Backend developers and architects building high-throughput, low-latency applications increasingly rely on Valkey, an open-source, high-performance key-value datastore that supports a variety of workloads such as caching and message queues. At Google Cloud, we offer a fully managed version as part of Google Cloud Memorystore, and today, we’re excited to announce the general availability (GA) of Valkey 9.0, delivering both massive performance gains and powerful new developer capabilities.
During the preview, we saw remarkable uptake and excitement from customers who require the highest levels of performance. Organizations pushing the boundaries of scale and latency are putting Valkey 9.0 to the test for their most demanding workloads:
“A high-performance caching layer is critical to our infrastructure at Snap. We are excited to see the General Availability of Valkey 9.0 on Google Cloud Memorystore. The new architectural enhancements, including SIMD optimizations, offer strong performance benefits for throughput and latency.
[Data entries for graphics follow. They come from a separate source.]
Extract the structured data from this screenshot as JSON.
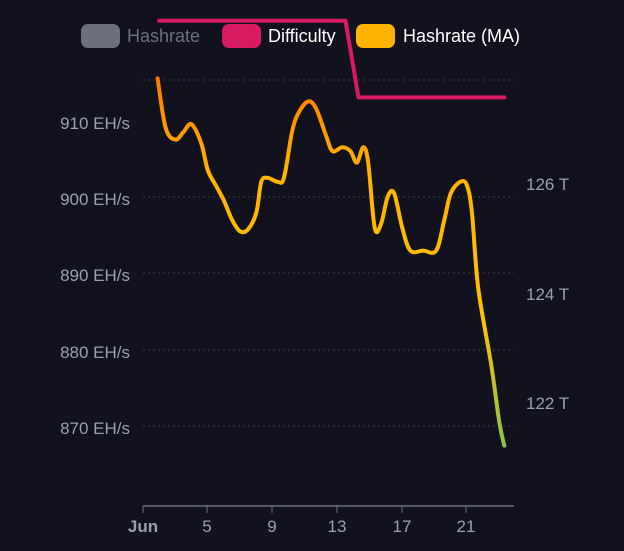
{
  "chart_data": {
    "type": "line",
    "legend": {
      "position": "top-center",
      "items": [
        {
          "label": "Hashrate",
          "color": "#6d717c",
          "hidden": true
        },
        {
          "label": "Difficulty",
          "color": "#d81b60",
          "hidden": false
        },
        {
          "label": "Hashrate (MA)",
          "color": "#ffb300",
          "hidden": false
        }
      ]
    },
    "y_left": {
      "ticks": [
        "910 EH/s",
        "900 EH/s",
        "890 EH/s",
        "880 EH/s",
        "870 EH/s"
      ],
      "values": [
        910,
        900,
        890,
        880,
        870
      ],
      "range": [
        865,
        915
      ]
    },
    "y_right": {
      "ticks": [
        "126 T",
        "124 T",
        "122 T"
      ],
      "values": [
        126,
        124,
        122
      ],
      "range": [
        120.8,
        130
      ]
    },
    "x_axis": {
      "ticks": [
        "Jun",
        "5",
        "9",
        "13",
        "17",
        "21"
      ],
      "values": [
        1,
        5,
        9,
        13,
        17,
        21
      ],
      "range": [
        1,
        23.5
      ]
    },
    "grid": true,
    "series": [
      {
        "name": "Difficulty",
        "axis": "right",
        "color": "#d81b60",
        "points": [
          [
            2,
            129.0
          ],
          [
            13.5,
            129.0
          ],
          [
            14.3,
            127.6
          ],
          [
            23.3,
            127.6
          ]
        ]
      },
      {
        "name": "Hashrate (MA)",
        "axis": "left",
        "color_gradient": [
          "#ff8a00",
          "#ffc107",
          "#8bc34a"
        ],
        "points": [
          [
            1.9,
            915.5
          ],
          [
            2.4,
            909.0
          ],
          [
            3.0,
            907.5
          ],
          [
            3.5,
            908.5
          ],
          [
            4.0,
            909.5
          ],
          [
            4.6,
            907.0
          ],
          [
            5.0,
            903.5
          ],
          [
            5.5,
            901.5
          ],
          [
            6.0,
            899.5
          ],
          [
            6.5,
            897.0
          ],
          [
            7.0,
            895.5
          ],
          [
            7.5,
            895.8
          ],
          [
            8.0,
            898.0
          ],
          [
            8.3,
            902.0
          ],
          [
            8.7,
            902.5
          ],
          [
            9.3,
            902.0
          ],
          [
            9.7,
            902.5
          ],
          [
            10.2,
            908.5
          ],
          [
            10.6,
            911.0
          ],
          [
            11.2,
            912.5
          ],
          [
            11.7,
            911.5
          ],
          [
            12.3,
            908.0
          ],
          [
            12.7,
            906.0
          ],
          [
            13.3,
            906.5
          ],
          [
            13.8,
            906.0
          ],
          [
            14.2,
            904.5
          ],
          [
            14.6,
            906.5
          ],
          [
            14.9,
            904.5
          ],
          [
            15.3,
            896.0
          ],
          [
            15.7,
            896.5
          ],
          [
            16.1,
            900.0
          ],
          [
            16.5,
            900.5
          ],
          [
            17.0,
            896.0
          ],
          [
            17.5,
            893.0
          ],
          [
            18.3,
            893.0
          ],
          [
            19.1,
            893.0
          ],
          [
            19.6,
            897.0
          ],
          [
            20.0,
            900.5
          ],
          [
            20.6,
            902.0
          ],
          [
            21.0,
            901.5
          ],
          [
            21.3,
            898.0
          ],
          [
            21.7,
            888.0
          ],
          [
            22.5,
            878.0
          ],
          [
            23.0,
            870.5
          ],
          [
            23.3,
            867.5
          ]
        ]
      }
    ]
  }
}
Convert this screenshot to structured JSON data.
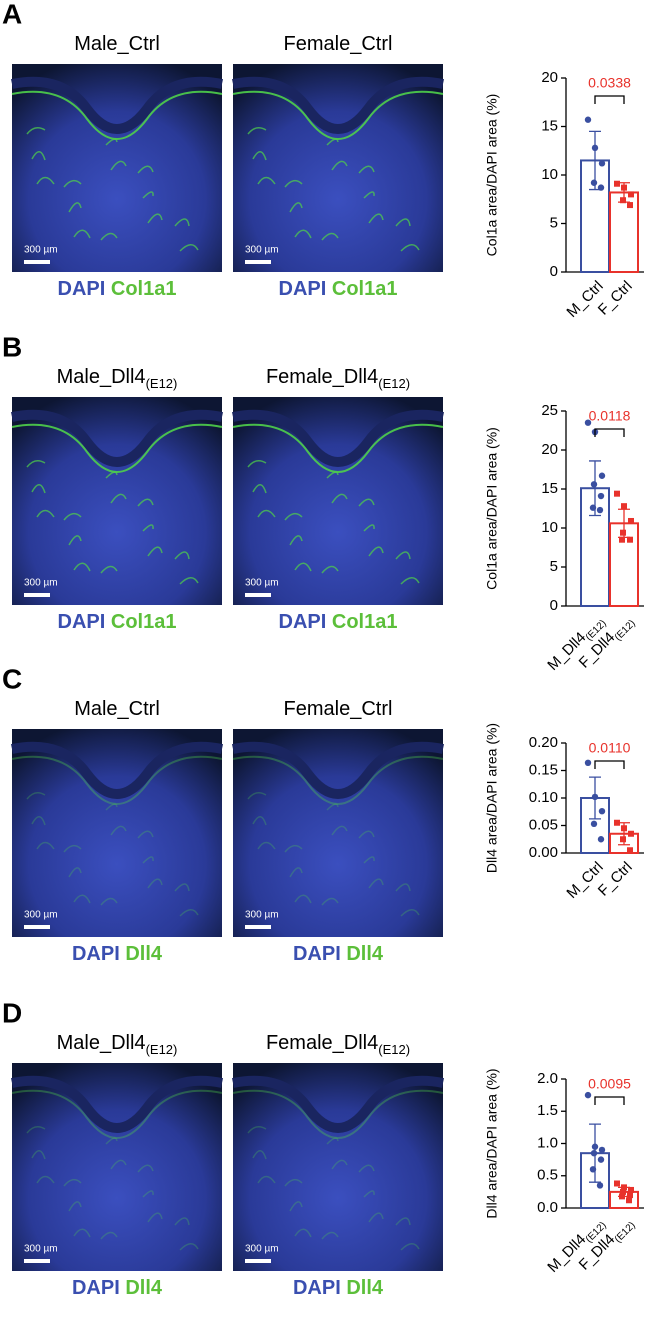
{
  "panels": [
    {
      "letter": "A",
      "images": [
        {
          "title": "Male_Ctrl"
        },
        {
          "title": "Female_Ctrl"
        }
      ],
      "stain": [
        "DAPI",
        "Col1a1"
      ],
      "scale": "300 µm"
    },
    {
      "letter": "B",
      "images": [
        {
          "title": "Male_Dll4",
          "sub": "(E12)"
        },
        {
          "title": "Female_Dll4",
          "sub": "(E12)"
        }
      ],
      "stain": [
        "DAPI",
        "Col1a1"
      ],
      "scale": "300 µm"
    },
    {
      "letter": "C",
      "images": [
        {
          "title": "Male_Ctrl"
        },
        {
          "title": "Female_Ctrl"
        }
      ],
      "stain": [
        "DAPI",
        "Dll4"
      ],
      "scale": "300 µm"
    },
    {
      "letter": "D",
      "images": [
        {
          "title": "Male_Dll4",
          "sub": "(E12)"
        },
        {
          "title": "Female_Dll4",
          "sub": "(E12)"
        }
      ],
      "stain": [
        "DAPI",
        "Dll4"
      ],
      "scale": "300 µm"
    }
  ],
  "chart_data": [
    {
      "type": "bar",
      "ylabel": "Col1a area/DAPI area (%)",
      "categories": [
        "M_Ctrl",
        "F_Ctrl"
      ],
      "colors": [
        "#3a4fa0",
        "#e8322b"
      ],
      "values": [
        11.5,
        8.2
      ],
      "errors": [
        3.0,
        1.0
      ],
      "points": [
        [
          15.7,
          12.8,
          11.2,
          9.2,
          8.7
        ],
        [
          9.1,
          8.7,
          8.0,
          7.4,
          6.9
        ]
      ],
      "ylim": [
        0,
        20
      ],
      "yticks": [
        0,
        5,
        10,
        15,
        20
      ],
      "annotation": "0.0338"
    },
    {
      "type": "bar",
      "ylabel": "Col1a area/DAPI area (%)",
      "categories": [
        "M_Dll4",
        "F_Dll4"
      ],
      "category_subscripts": [
        "(E12)",
        "(E12)"
      ],
      "colors": [
        "#3a4fa0",
        "#e8322b"
      ],
      "values": [
        15.1,
        10.6
      ],
      "errors": [
        3.5,
        1.8
      ],
      "points": [
        [
          23.5,
          22.3,
          16.7,
          15.6,
          14.1,
          12.6,
          12.3
        ],
        [
          14.4,
          12.8,
          10.9,
          9.4,
          8.5,
          8.5
        ]
      ],
      "ylim": [
        0,
        25
      ],
      "yticks": [
        0,
        5,
        10,
        15,
        20,
        25
      ],
      "annotation": "0.0118"
    },
    {
      "type": "bar",
      "ylabel": "Dll4 area/DAPI area (%)",
      "categories": [
        "M_Ctrl",
        "F_Ctrl"
      ],
      "colors": [
        "#3a4fa0",
        "#e8322b"
      ],
      "values": [
        0.1,
        0.035
      ],
      "errors": [
        0.038,
        0.02
      ],
      "points": [
        [
          0.164,
          0.102,
          0.076,
          0.053,
          0.025
        ],
        [
          0.055,
          0.045,
          0.035,
          0.025,
          0.005
        ]
      ],
      "ylim": [
        0,
        0.2
      ],
      "yticks": [
        {
          "value": 0,
          "label": "0.00"
        },
        0.05,
        {
          "value": 0.1,
          "label": "0.10"
        },
        0.15,
        {
          "value": 0.2,
          "label": "0.20"
        }
      ],
      "annotation": "0.0110"
    },
    {
      "type": "bar",
      "ylabel": "Dll4 area/DAPI area (%)",
      "categories": [
        "M_Dll4",
        "F_Dll4"
      ],
      "category_subscripts": [
        "(E12)",
        "(E12)"
      ],
      "colors": [
        "#3a4fa0",
        "#e8322b"
      ],
      "values": [
        0.85,
        0.25
      ],
      "errors": [
        0.45,
        0.07
      ],
      "points": [
        [
          1.75,
          0.95,
          0.9,
          0.85,
          0.75,
          0.6,
          0.35
        ],
        [
          0.38,
          0.32,
          0.28,
          0.25,
          0.2,
          0.18,
          0.12
        ]
      ],
      "ylim": [
        0,
        2
      ],
      "yticks": [
        {
          "value": 0,
          "label": "0.0"
        },
        0.5,
        {
          "value": 1,
          "label": "1.0"
        },
        1.5,
        {
          "value": 2,
          "label": "2.0"
        }
      ],
      "annotation": "0.0095"
    }
  ]
}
Having access to a managed service backed by an open standard gives us valuable flexibility in how we deploy and manage our caching workloads.” – Ovais Khan, Principal Software Engineer, Snap
This need for uncompromising speed and flexibility extends beyond social networking infrastructure into the financial sector, where real-time transaction processing and reliability are non-negotiable.
“In the financial services sector, milliseconds matter and data reliability is paramount. By utilizing Memorystore for Valkey on Google Cloud in the critical GPay stack powering the UPI Acquirer Switch for Top Indian Banks, Juspay is proud to leverage Memorystore to handle high-throughput transactional data with exceptionally low latency.
We are excited about the GA release of Valkey 9.0. The performance gains from features like pipeline memory prefetching, combined with the assurance of a fully managed, truly open-source solution, provide us with the scale and reliability necessary to securely serve all our customers.” – Arun Ramprasadh, Head of UPI, Juspay
Similarly, in the media and entertainment space, delivering uninterrupted experiences to massive audiences requires a caching layer capable of instantly absorbing traffic spikes.
“During the preview of Valkey 9.0 on Google Cloud Memorystore, we’ve experienced amazing performance and stability. Live streaming demands absolutely minimal latency and maximum throughput. The architectural enhancements in Valkey 9.0 allow us to scale our caching layer more efficiently to handle traffic spikes during major events. Relying on a fully managed, open-source solution ensures Fubo can deliver a seamless viewing experience to our audience.” – Kevin Anthony, Platform Engineering Manager, Fubo
Performance at scale: Speed without compromise
Valkey 9.0 is engineered for raw speed. By building upon the enhanced IO threading architecture introduced in Valkey 8.0, Valkey can handle significantly higher throughput and reduced latency on multi-core VMs. The performance gains are driven by several architectural enhancements as highlighted in the official Valkey 9.0 release announcement on the Valkey blog:
- Pipeline memory prefetching: This optimization increases throughput by up to 40% by improving memory access efficiency during pipelining.
- Zero copy responses: For large requests, this feature avoids internal memory copying, yielding up to 20% higher throughput.
- SIMD optimizations: By utilizing SIMD for BITCOUNT and HyperLogLog operations, Valkey 9.0 delivers up to 200% higher throughput for these common tasks.(Note: The figures above are based on open-source benchmarks; actual performance improvements will vary depending on your specific workloads.)
The mechanics of throughput: Pipelining
In Valkey, latency is largely constrained by network round-trip-time (RTT). If an application waits for each response before initiating the next request, total throughput remains bound by this round-trip latency. Pipelining addresses this by disaggregating latency and throughput, allowing multiple requests to be sent over a single connection without awaiting immediate responses.